Abstract Photo Moto 93 – “Walk In, Back Out” is a short abstract art film that goes from soft tones to expressionistic and back again.
I have been making some short fine art films based in abstract photography. These films are silent and are meant to be a purely visual experience.
This film is a sort of transition into the next step of the project which is to edit some of the pieces of the many films I’ve made in the series into more vibrant and interesting abstract films. The early pieces I’ve edited were a good way to organize and familiarize myself with the footage I have already edited. I have been publishing some of these on various platforms as I make them. It is a work in progress and I have been documenting the process as I go.
Please enjoy this purely visual experience and let me know what you think. I meant this project to pay homage to the small gauge films of the early 1980’s.
© 2019 – Howard Faxon all rights reserved
Thank you for watching. After editing and looking at things so long I am never sure what I/m seeing at the end. I imagine that you have experienced this as an artist. You never get have that first take. Or, it’s hard too anyway.
this photo editing is something I haven’t seen before and its very clever, very beautiful too
Thanks so much.
It was a series of accidents and a sudden realization. I hadn’t seen it either and so at one point I just ran with it. Now that I have these one camera position things done I am planning to cut them up and reassemble them into more.
Incredible two minutes. This really draws you in and is captivating.
Excellent work Howard.
Thank you very much. When I first realized I could make these I couldn’t stop for a while.
Really love this Howard!!!!!
(ps glad you are back!)
Thanks so much.
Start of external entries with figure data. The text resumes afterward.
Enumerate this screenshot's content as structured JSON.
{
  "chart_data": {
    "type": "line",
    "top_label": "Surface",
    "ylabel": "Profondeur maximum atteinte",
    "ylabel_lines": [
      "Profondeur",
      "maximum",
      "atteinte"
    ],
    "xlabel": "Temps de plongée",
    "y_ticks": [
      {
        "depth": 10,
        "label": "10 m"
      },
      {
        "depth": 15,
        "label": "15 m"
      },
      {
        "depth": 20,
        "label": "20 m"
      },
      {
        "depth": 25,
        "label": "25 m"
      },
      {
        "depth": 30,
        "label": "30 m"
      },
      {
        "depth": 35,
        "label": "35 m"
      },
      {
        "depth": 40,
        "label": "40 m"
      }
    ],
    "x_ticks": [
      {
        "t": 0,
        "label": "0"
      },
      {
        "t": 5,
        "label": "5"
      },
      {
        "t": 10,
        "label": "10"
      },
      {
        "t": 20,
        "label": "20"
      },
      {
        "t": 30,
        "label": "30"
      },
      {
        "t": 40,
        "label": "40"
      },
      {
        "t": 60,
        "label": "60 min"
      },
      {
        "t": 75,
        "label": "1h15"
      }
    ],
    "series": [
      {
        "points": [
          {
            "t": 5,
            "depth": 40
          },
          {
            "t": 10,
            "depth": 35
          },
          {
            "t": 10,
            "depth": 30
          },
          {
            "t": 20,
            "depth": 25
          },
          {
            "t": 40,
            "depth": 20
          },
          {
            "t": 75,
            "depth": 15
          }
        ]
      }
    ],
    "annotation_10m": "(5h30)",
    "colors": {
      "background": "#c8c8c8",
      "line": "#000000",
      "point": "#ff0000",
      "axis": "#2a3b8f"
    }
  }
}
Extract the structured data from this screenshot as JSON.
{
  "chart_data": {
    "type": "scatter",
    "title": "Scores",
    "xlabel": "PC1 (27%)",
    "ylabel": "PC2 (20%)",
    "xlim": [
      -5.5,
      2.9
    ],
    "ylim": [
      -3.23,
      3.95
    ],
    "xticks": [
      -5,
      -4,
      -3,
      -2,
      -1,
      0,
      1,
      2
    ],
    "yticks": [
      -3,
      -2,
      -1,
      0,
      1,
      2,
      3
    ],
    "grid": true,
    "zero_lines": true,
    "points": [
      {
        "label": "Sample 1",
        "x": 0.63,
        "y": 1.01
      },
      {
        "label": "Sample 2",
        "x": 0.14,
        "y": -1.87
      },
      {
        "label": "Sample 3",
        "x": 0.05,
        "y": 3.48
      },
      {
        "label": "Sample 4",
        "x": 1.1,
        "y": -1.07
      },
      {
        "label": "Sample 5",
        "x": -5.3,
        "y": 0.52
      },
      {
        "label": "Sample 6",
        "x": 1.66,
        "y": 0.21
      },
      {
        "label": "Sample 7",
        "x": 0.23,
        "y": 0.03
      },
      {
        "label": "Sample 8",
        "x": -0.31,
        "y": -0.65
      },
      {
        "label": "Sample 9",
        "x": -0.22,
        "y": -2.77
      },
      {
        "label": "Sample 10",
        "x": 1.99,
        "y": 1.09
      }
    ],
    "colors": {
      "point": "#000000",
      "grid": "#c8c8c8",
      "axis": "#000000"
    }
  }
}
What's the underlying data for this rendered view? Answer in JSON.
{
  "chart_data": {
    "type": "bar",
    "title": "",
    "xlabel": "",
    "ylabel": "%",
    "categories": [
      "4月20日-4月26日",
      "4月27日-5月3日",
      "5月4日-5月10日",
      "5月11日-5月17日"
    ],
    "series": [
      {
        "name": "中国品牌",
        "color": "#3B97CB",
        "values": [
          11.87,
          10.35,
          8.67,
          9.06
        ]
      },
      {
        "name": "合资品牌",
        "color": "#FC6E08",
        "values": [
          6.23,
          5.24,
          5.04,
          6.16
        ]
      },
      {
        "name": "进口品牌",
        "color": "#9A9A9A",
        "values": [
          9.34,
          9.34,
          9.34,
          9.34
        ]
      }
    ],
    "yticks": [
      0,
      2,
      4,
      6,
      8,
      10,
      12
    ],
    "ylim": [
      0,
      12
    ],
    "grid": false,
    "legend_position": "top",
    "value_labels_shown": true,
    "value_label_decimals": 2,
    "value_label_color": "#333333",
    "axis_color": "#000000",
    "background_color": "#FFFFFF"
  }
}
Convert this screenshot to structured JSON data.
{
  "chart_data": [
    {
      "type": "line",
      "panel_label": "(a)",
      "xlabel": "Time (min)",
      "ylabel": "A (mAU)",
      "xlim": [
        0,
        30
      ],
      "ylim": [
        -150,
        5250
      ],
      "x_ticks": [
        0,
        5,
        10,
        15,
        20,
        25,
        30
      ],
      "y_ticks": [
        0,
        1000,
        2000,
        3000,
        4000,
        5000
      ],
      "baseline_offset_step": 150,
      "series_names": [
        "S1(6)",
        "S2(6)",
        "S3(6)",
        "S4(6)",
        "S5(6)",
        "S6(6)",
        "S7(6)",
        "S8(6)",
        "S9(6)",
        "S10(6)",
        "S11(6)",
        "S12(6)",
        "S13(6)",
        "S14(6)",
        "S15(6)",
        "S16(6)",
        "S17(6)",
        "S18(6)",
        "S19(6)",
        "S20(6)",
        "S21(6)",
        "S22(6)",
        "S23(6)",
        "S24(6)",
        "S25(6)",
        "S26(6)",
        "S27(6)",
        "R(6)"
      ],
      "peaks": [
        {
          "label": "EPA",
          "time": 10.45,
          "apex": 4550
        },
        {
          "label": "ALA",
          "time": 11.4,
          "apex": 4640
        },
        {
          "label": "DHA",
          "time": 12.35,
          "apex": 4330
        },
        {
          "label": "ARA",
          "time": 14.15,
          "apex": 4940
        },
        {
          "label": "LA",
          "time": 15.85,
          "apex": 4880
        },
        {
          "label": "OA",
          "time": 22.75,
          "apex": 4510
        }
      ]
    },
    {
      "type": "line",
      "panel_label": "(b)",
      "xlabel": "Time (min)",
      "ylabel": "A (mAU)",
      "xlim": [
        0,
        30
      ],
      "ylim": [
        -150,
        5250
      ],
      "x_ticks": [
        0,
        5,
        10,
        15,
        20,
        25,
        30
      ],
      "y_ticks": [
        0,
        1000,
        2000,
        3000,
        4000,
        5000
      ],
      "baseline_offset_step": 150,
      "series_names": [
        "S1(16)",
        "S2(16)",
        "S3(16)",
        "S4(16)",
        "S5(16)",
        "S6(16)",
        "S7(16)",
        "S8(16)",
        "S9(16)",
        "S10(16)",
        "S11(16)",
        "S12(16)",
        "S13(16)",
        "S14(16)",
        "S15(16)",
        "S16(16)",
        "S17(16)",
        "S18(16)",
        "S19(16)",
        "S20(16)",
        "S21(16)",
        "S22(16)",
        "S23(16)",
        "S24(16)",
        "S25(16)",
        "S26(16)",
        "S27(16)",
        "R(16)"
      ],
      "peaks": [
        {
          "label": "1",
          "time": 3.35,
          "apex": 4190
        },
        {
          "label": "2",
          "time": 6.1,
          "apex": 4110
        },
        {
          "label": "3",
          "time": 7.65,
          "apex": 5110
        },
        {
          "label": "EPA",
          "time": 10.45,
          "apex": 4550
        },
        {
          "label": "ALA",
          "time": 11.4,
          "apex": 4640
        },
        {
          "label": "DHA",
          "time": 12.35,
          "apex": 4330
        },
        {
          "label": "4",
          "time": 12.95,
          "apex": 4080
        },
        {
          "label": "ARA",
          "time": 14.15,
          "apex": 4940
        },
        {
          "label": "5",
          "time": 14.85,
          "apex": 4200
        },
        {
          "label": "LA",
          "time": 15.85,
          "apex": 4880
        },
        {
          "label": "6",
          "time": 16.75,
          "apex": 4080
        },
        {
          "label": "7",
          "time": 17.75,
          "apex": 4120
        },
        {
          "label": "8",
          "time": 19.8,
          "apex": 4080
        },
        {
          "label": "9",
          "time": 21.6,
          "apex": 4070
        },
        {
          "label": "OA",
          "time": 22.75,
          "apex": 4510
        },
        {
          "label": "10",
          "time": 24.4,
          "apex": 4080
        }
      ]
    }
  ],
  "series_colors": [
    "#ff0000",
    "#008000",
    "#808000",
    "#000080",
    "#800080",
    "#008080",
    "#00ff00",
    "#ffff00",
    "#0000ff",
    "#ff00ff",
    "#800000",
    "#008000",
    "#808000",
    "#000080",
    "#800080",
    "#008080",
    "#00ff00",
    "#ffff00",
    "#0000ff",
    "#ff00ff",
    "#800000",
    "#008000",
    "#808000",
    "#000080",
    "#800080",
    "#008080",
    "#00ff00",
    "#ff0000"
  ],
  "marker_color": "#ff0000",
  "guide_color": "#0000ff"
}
I enjoy being back!
I am digging the boat pictures!!!
Not sure I’m familiar with those small gauge films of the early 1980s. but I enjoyed this, as well as I could, given the weak wifi signal here. But I will look again when I get back to Ireland 🙂
No one has. Fine Art Filmmaking was a class at the art institute. But Bruce Connor helped get it started – https://www.youtube.com/watch?v=RGWh3MCJea4
I’m going to post about it. What can I say? I’m a bit of a freak. Who watches silent black and white films where nothing happens. “It’s just light and shadow”
I’ll talk about it. That’s the whole point of the series.
It wasn’t mainstream – a bunch of artists in the cities. Some of this hand held look was used first in the show Miami Vice. With MTV many of these kids started doing music videos. We did exquisite corpse type stuff. Have a theme, pass the camera, everybody films for two minutes…. Stuff like that. I was big on “in camera editing” cuz I’m efficient or lazy. So I pretended that my digital camera was a 8mm and I did what I used to do exactly. But now the quality was through the roof and the cost was through the floor.